A three-judge bench made the observation while dismissing a petition by six Udupi Muslim girl students seeking permission to wear hijab inside the classrooms. The students have now moved the Supreme Court against the HC’s order.
In February, the Karnataka government had banned clothes “which disturb equality, integrity and public order” in schools and colleges.
Here’s what the court said while passing its order
* The court said it had framed the following 4 questions after hearing all the arguments and counter-arguments
– Whether wearing hijab/head-scarf is a part of ‘essential religious practice’ in Islamic Faith protected under Article 25 of the Constitution?
– Whether prescription of school uniform is violative of rights?
– Whether the government order of Feb 5 apart from being incompetent and manifestly arbitrary violates Articles 14 and 15?

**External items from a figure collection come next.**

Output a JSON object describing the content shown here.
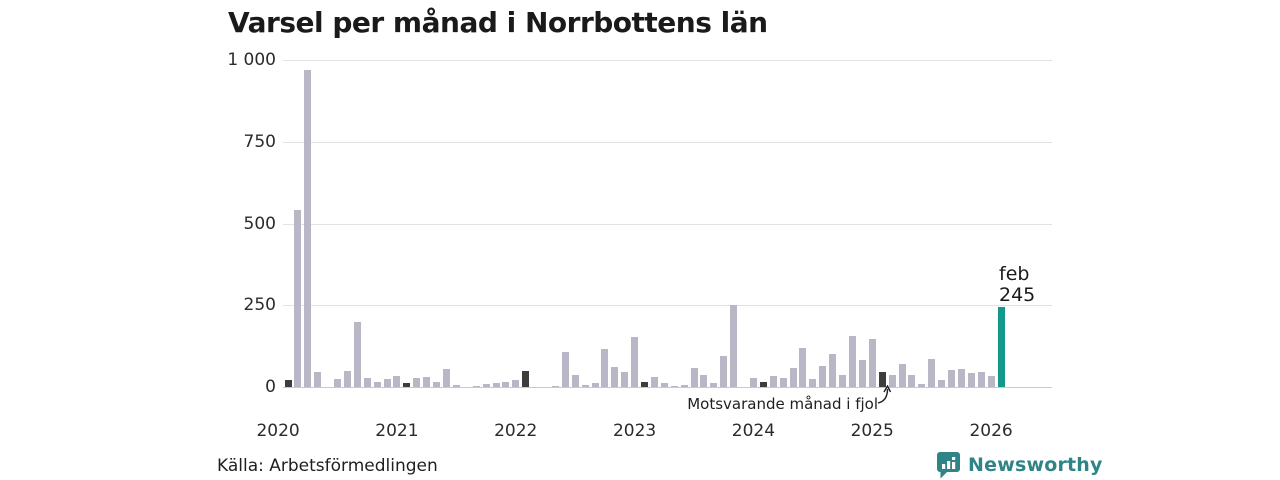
{
  "title": "Varsel per månad i Norrbottens län",
  "source": "Källa: Arbetsförmedlingen",
  "branding": {
    "name": "Newsworthy"
  },
  "annotation": {
    "text": "Motsvarande månad i fjol"
  },
  "current_label": {
    "line1": "feb",
    "line2": "245"
  },
  "colors": {
    "bar_regular": "#b9b6c6",
    "bar_prev_feb": "#3d3d3d",
    "bar_current": "#12998b",
    "brand_teal": "#2e8486",
    "gridline": "#e2e2e2"
  },
  "chart_data": {
    "type": "bar",
    "title": "Varsel per månad i Norrbottens län",
    "xlabel": "",
    "ylabel": "",
    "ylim": [
      0,
      1000
    ],
    "grid": true,
    "y_ticks": [
      {
        "value": 0,
        "label": "0"
      },
      {
        "value": 250,
        "label": "250"
      },
      {
        "value": 500,
        "label": "500"
      },
      {
        "value": 750,
        "label": "750"
      },
      {
        "value": 1000,
        "label": "1 000"
      }
    ],
    "x_year_ticks": [
      {
        "label": "2020",
        "month_index": -1
      },
      {
        "label": "2021",
        "month_index": 11
      },
      {
        "label": "2022",
        "month_index": 23
      },
      {
        "label": "2023",
        "month_index": 35
      },
      {
        "label": "2024",
        "month_index": 47
      },
      {
        "label": "2025",
        "month_index": 59
      },
      {
        "label": "2026",
        "month_index": 71
      }
    ],
    "series_note": "dark bars = same month previous years (feb), teal bar = current month",
    "points": [
      {
        "month": "feb 2020",
        "value": 20,
        "role": "prev-feb"
      },
      {
        "month": "mar 2020",
        "value": 540,
        "role": "normal"
      },
      {
        "month": "apr 2020",
        "value": 970,
        "role": "normal"
      },
      {
        "month": "maj 2020",
        "value": 47,
        "role": "normal"
      },
      {
        "month": "jun 2020",
        "value": 0,
        "role": "normal"
      },
      {
        "month": "jul 2020",
        "value": 24,
        "role": "normal"
      },
      {
        "month": "aug 2020",
        "value": 48,
        "role": "normal"
      },
      {
        "month": "sep 2020",
        "value": 200,
        "role": "normal"
      },
      {
        "month": "okt 2020",
        "value": 29,
        "role": "normal"
      },
      {
        "month": "nov 2020",
        "value": 15,
        "role": "normal"
      },
      {
        "month": "dec 2020",
        "value": 24,
        "role": "normal"
      },
      {
        "month": "jan 2021",
        "value": 33,
        "role": "normal"
      },
      {
        "month": "feb 2021",
        "value": 12,
        "role": "prev-feb"
      },
      {
        "month": "mar 2021",
        "value": 28,
        "role": "normal"
      },
      {
        "month": "apr 2021",
        "value": 30,
        "role": "normal"
      },
      {
        "month": "maj 2021",
        "value": 15,
        "role": "normal"
      },
      {
        "month": "jun 2021",
        "value": 55,
        "role": "normal"
      },
      {
        "month": "jul 2021",
        "value": 6,
        "role": "normal"
      },
      {
        "month": "aug 2021",
        "value": 0,
        "role": "normal"
      },
      {
        "month": "sep 2021",
        "value": 2,
        "role": "normal"
      },
      {
        "month": "okt 2021",
        "value": 8,
        "role": "normal"
      },
      {
        "month": "nov 2021",
        "value": 12,
        "role": "normal"
      },
      {
        "month": "dec 2021",
        "value": 14,
        "role": "normal"
      },
      {
        "month": "jan 2022",
        "value": 20,
        "role": "normal"
      },
      {
        "month": "feb 2022",
        "value": 48,
        "role": "prev-feb"
      },
      {
        "month": "mar 2022",
        "value": 0,
        "role": "normal"
      },
      {
        "month": "apr 2022",
        "value": 0,
        "role": "normal"
      },
      {
        "month": "maj 2022",
        "value": 2,
        "role": "normal"
      },
      {
        "month": "jun 2022",
        "value": 106,
        "role": "normal"
      },
      {
        "month": "jul 2022",
        "value": 38,
        "role": "normal"
      },
      {
        "month": "aug 2022",
        "value": 7,
        "role": "normal"
      },
      {
        "month": "sep 2022",
        "value": 12,
        "role": "normal"
      },
      {
        "month": "okt 2022",
        "value": 116,
        "role": "normal"
      },
      {
        "month": "nov 2022",
        "value": 62,
        "role": "normal"
      },
      {
        "month": "dec 2022",
        "value": 46,
        "role": "normal"
      },
      {
        "month": "jan 2023",
        "value": 154,
        "role": "normal"
      },
      {
        "month": "feb 2023",
        "value": 15,
        "role": "prev-feb"
      },
      {
        "month": "mar 2023",
        "value": 30,
        "role": "normal"
      },
      {
        "month": "apr 2023",
        "value": 12,
        "role": "normal"
      },
      {
        "month": "maj 2023",
        "value": 3,
        "role": "normal"
      },
      {
        "month": "jun 2023",
        "value": 5,
        "role": "normal"
      },
      {
        "month": "jul 2023",
        "value": 58,
        "role": "normal"
      },
      {
        "month": "aug 2023",
        "value": 36,
        "role": "normal"
      },
      {
        "month": "sep 2023",
        "value": 12,
        "role": "normal"
      },
      {
        "month": "okt 2023",
        "value": 95,
        "role": "normal"
      },
      {
        "month": "nov 2023",
        "value": 250,
        "role": "normal"
      },
      {
        "month": "dec 2023",
        "value": 0,
        "role": "normal"
      },
      {
        "month": "jan 2024",
        "value": 28,
        "role": "normal"
      },
      {
        "month": "feb 2024",
        "value": 15,
        "role": "prev-feb"
      },
      {
        "month": "mar 2024",
        "value": 34,
        "role": "normal"
      },
      {
        "month": "apr 2024",
        "value": 27,
        "role": "normal"
      },
      {
        "month": "maj 2024",
        "value": 59,
        "role": "normal"
      },
      {
        "month": "jun 2024",
        "value": 120,
        "role": "normal"
      },
      {
        "month": "jul 2024",
        "value": 25,
        "role": "normal"
      },
      {
        "month": "aug 2024",
        "value": 65,
        "role": "normal"
      },
      {
        "month": "sep 2024",
        "value": 100,
        "role": "normal"
      },
      {
        "month": "okt 2024",
        "value": 36,
        "role": "normal"
      },
      {
        "month": "nov 2024",
        "value": 155,
        "role": "normal"
      },
      {
        "month": "dec 2024",
        "value": 82,
        "role": "normal"
      },
      {
        "month": "jan 2025",
        "value": 148,
        "role": "normal"
      },
      {
        "month": "feb 2025",
        "value": 45,
        "role": "prev-feb"
      },
      {
        "month": "mar 2025",
        "value": 38,
        "role": "normal"
      },
      {
        "month": "apr 2025",
        "value": 70,
        "role": "normal"
      },
      {
        "month": "maj 2025",
        "value": 38,
        "role": "normal"
      },
      {
        "month": "jun 2025",
        "value": 8,
        "role": "normal"
      },
      {
        "month": "jul 2025",
        "value": 85,
        "role": "normal"
      },
      {
        "month": "aug 2025",
        "value": 20,
        "role": "normal"
      },
      {
        "month": "sep 2025",
        "value": 52,
        "role": "normal"
      },
      {
        "month": "okt 2025",
        "value": 55,
        "role": "normal"
      },
      {
        "month": "nov 2025",
        "value": 42,
        "role": "normal"
      },
      {
        "month": "dec 2025",
        "value": 45,
        "role": "normal"
      },
      {
        "month": "jan 2026",
        "value": 35,
        "role": "normal"
      },
      {
        "month": "feb 2026",
        "value": 245,
        "role": "current"
      }
    ]
  }
}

– Whether any case is made out for issuance of disciplinary inquiry against college authorities?
‘Wearing of hijab only recommendatory’
* While passing the order, the court said that wearing of the headscarf was never mandatory in Islam.
* “The Holy Quran does not mandate wearing of hijab or headgear for Muslim women. Whatever is stated in the … suras, we say, is only directory, because of absence of prescription of penalty or penance for not wearing hijab …”

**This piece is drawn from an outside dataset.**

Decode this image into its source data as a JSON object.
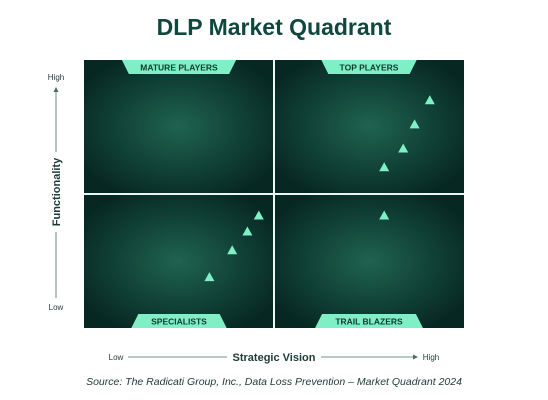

* “There is sufficient intrinsic material within the scripture itself to support the view that wearing hijab has been only recommendatory.”
* “It can be reasonably assumed that the practice of wearing hijab had a thick nexus to the socio-cultural conditions then prevalent in the region. The veil was a safe means for the women to leave the confines of their homes.”
* “What is not religiously made obligatory therefore cannot be made a quintessential aspect of the religion through public agitations or by the passionate arguments in courts.”
* “It can hardly be argued that hijab being a matter of attire, can be justifiably treated as fundamental to Islamic faith. It is not that if the alleged practice of wearing hijab is not adhered to, those not wearing hijab become the sinners, Islam loses its glory and it ceases to be a religion.”
* “[The] Petitioners have miserably failed to meet the threshold requirement of pleadings and proof as to wearing hijab is an inviolable religious practice in Islam and much less a part of ‘essential religious practice’.”
* “In view of the above, we are of the considered opinion that wearing of hijab by Muslim women does not form a part of essential religious practice in Islamic faith.”
‘School dress code serves constitutional secularism’
* The court observed that the prescription of school uniform is only a reasonable restriction, constitutionally permissible which the students cannot object to.
* “The school regulations prescribing dress code for all the students as one homogenous class, serve constitutional secularism.”
* “It hardly needs to be stated that schools are ‘qualified public places’ that are structured predominantly for imparting educational instructions to the students. Such ‘qualified spaces’ by their very nature repel the assertion of individual rights to the detriment of their general discipline & decorum. Even the substantive rights themselves metamorphise into a kind of derivative rights in such places.”
* “An extreme argument that the students should be free to choose their attire in the school individually, if countenanced, would only breed indiscipline that may eventually degenerate into chaos in the campus and later in the society at large.”
* “It is too far-fetched to argue that the school dress code militates against the fundamental freedoms guaranteed under Articles, 14, 15, 19, 21 & 25 of the Constitution and therefore, the same should be outlawed by the stroke of a pen.”
‘Insistence on wearing hijab, veil may hinder process of emancipation of women’
* “There is a lot of scope for the argument that insistence on wearing of purdah, veil, or headgear in any community may hinder the process of emancipation of woman in general and Muslim woman in particular.”
* “Prescription of school dress code to the exclusion of hijab, bhagwa, or any other apparel symbolic of religion can be a step forward in the direction of emancipation and more particularly, to the access to education.”
* The court also said that the government has power to issue the impugned order dated February 5, 2022 and that no case is made out for its invalidation.